Conrad Black - US and Catholic Church must maintain a united front against ‘the Antichrist of our time’
The intemperate exchange between President Trump and Pope Leo XIV over the weekend said nothing flattering or even positive about either of them. The Pope knows perfectly well that the deranged Iranian theocracy is violently hostile to Christianity and that the fiercely pursued ambition of that regime to arm militant Islam with atomic weapons capable of being fired at the principal European cities, including Rome, is a menace to all mankind, and certainly to everything traditional to Christianity. He had absolutely no business identifying the attitude of the Iranian government as a pacifistic one in relationship to the United States.
What might have possessed him to imagine that antagonising the President of the United States could be a sensible or even justifiable use of the great moral and practical authority of his office certainly escapes my imagination, as a thoroughly practising Roman Catholic (converted from atheism many years ago), all of whose natural instincts are deferential to the Pope.
For Leo to express his preference for a peaceful resolution of the problems between Iran and its neighbours (extending 4000 km in all directions to accommodate the range of the missiles on which it is trying to fit nuclear warheads), is quite in order. For him to demur from the more bellicose of President Trump’s threats against Iran is comprehensible though it is a trespass of pontifical moralising into the stylistic expressive tendencies of the world’s foremost secular leader. The Pope could have been expected to be aware that when Trump was talking about “eliminating” a “civilisation” this was tactical hyperbole, since he was threatening the destruction of hydro electric generation plants and bridges and not mass murder of civilians of the kind that the Holy See should have been much more explicit in condemning when it actually occurred, particularly under the Third Reich.
As a strong though not uncritical supporter and long-time friendly acquaintance of President Trump, I also regret his intemperate responses.
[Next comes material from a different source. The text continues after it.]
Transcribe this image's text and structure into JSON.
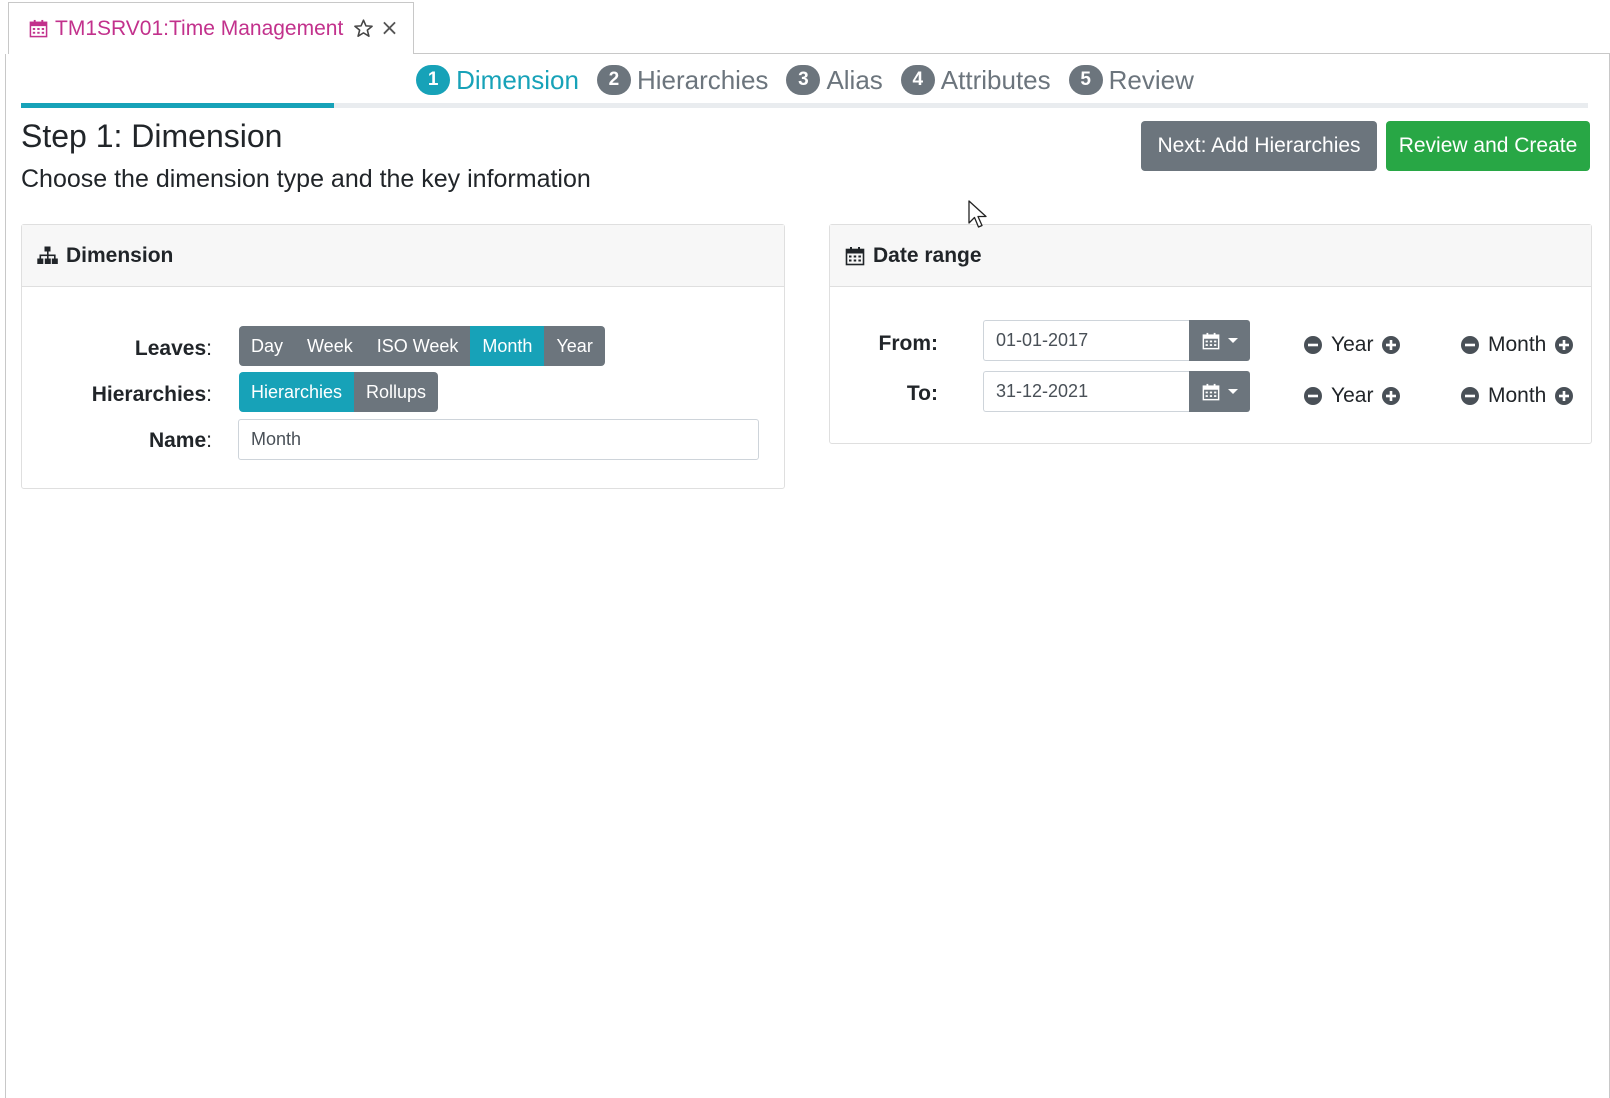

It is simply not appropriate to urge the Pope to “get his act together.” The Vice President, JD Vance, who led the American negotiators with Iran at Islamabad, did a good deal better on Fox News, speaking as a coreligionist of the Pope, for whom he expressed personal admiration. Leo should not have implied that recourse to direct hostilities had been unjustified or hinted at moral equivalence between the world’s principal terrorism-sponsoring state whose entire raison d’être is one of sectarian and racial hatred and unlimited violence, and the world’s principal democracy. The United States has done more to preserve Judeo-Christian values than any government or other entity in the world including the Roman Catholic Church for the last 110 years. The Pope, as an American, is well aware of this, including the liberation of Rome by the United States Army and its reception of a benediction of gratitude from Pope Pius XII from the balcony of St. Peter’s Basilica on June 5, 1944.
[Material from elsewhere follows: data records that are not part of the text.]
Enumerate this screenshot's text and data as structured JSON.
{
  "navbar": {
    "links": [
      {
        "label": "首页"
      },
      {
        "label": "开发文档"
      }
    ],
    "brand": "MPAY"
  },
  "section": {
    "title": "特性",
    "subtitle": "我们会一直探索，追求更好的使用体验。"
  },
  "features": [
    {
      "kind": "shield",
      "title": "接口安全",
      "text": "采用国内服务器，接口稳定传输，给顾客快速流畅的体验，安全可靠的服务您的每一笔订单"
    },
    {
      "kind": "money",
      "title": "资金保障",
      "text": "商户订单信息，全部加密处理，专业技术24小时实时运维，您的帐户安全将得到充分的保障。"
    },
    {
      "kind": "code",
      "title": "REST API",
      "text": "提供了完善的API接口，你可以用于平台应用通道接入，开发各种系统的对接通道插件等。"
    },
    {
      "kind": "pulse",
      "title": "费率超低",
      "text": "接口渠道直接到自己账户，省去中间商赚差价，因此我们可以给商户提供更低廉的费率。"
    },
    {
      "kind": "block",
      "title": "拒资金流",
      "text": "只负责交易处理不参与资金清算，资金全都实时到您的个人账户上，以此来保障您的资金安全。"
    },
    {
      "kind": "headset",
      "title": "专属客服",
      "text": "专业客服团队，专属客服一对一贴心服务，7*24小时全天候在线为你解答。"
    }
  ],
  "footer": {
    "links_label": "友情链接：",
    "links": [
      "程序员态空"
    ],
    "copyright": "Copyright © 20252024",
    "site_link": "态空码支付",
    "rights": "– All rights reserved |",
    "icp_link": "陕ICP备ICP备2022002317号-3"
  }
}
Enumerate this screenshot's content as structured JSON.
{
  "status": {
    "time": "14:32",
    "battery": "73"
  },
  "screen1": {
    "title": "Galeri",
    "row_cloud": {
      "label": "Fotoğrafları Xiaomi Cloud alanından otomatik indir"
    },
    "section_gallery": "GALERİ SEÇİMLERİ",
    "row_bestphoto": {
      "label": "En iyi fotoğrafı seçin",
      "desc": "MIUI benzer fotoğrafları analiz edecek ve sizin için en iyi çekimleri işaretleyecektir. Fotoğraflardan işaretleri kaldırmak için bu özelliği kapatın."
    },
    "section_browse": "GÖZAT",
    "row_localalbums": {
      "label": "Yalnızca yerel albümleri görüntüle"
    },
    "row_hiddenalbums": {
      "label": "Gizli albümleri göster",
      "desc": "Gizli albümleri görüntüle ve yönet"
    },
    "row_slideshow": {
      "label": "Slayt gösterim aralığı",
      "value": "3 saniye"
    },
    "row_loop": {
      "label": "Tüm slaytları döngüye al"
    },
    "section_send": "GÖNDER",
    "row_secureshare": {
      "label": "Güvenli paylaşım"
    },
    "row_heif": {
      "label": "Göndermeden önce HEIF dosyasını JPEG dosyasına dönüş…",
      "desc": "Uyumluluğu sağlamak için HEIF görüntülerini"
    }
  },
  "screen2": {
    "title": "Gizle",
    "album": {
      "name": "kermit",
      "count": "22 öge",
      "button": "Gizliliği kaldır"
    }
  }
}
Naturally, and it is fair to assume that this was not something the Pope intended or would approve, Trump’s domestic enemies clutched the hem of the Pope’s garments and swaddled themselves in ecclesiastical sanctimony. The CBS television program 60 Minutes, a long time spigot of anti-Trump bile, gathered together three haemophiliac bleeding-heart cardinals, Tobin of Newark, McElroy of Washington, and Cupich of Chicago, to amplify the scurrilous theme that Trump was fundamentally irreconcilable with the leadership of the Roman Catholic Church, which represents almost a quarter of Americans, including Melania Trump.
Cardinal McElroy claimed on the weekend that the US-Israeli attack on Iran was not a justified act of war, an assertion he knows to be false, given the countless murderous provocations by Iran and its promise to exterminate Israel as a Jewish state if it achieves nuclear military capabilities. Cardinal Cupich infamously minimized the horrible problem of deviant sexual exploitation of seminarians and children by many Roman Catholic clergymen as “another problem like climate change”, and recently proposed a lifetime Catholic achievement award for Senator Dick Durbin of Illinois, one of the most militant proponents of unlimited access to abortion in American public life.
Both the Pope and the President of the US are entitled to misspeak and to utter injudicious reflections. And a vast organisation like the Roman Catholic Church has representatives that can be found to say almost anything. But both the Pope and the President and all who serve them have an obligation, especially in a time of crisis such as this, to avoid unnecessary abrasions between themselves. Despite many shortcomings, inanities, compromises, and even tragic misjudgements, the United States of America and the Roman Catholic Church are two of the mightiest pillars of Western civilisation and their leaders have an obligation to maintain as unified a front as possible against forces that can accurately be described as the Antichrist of our time.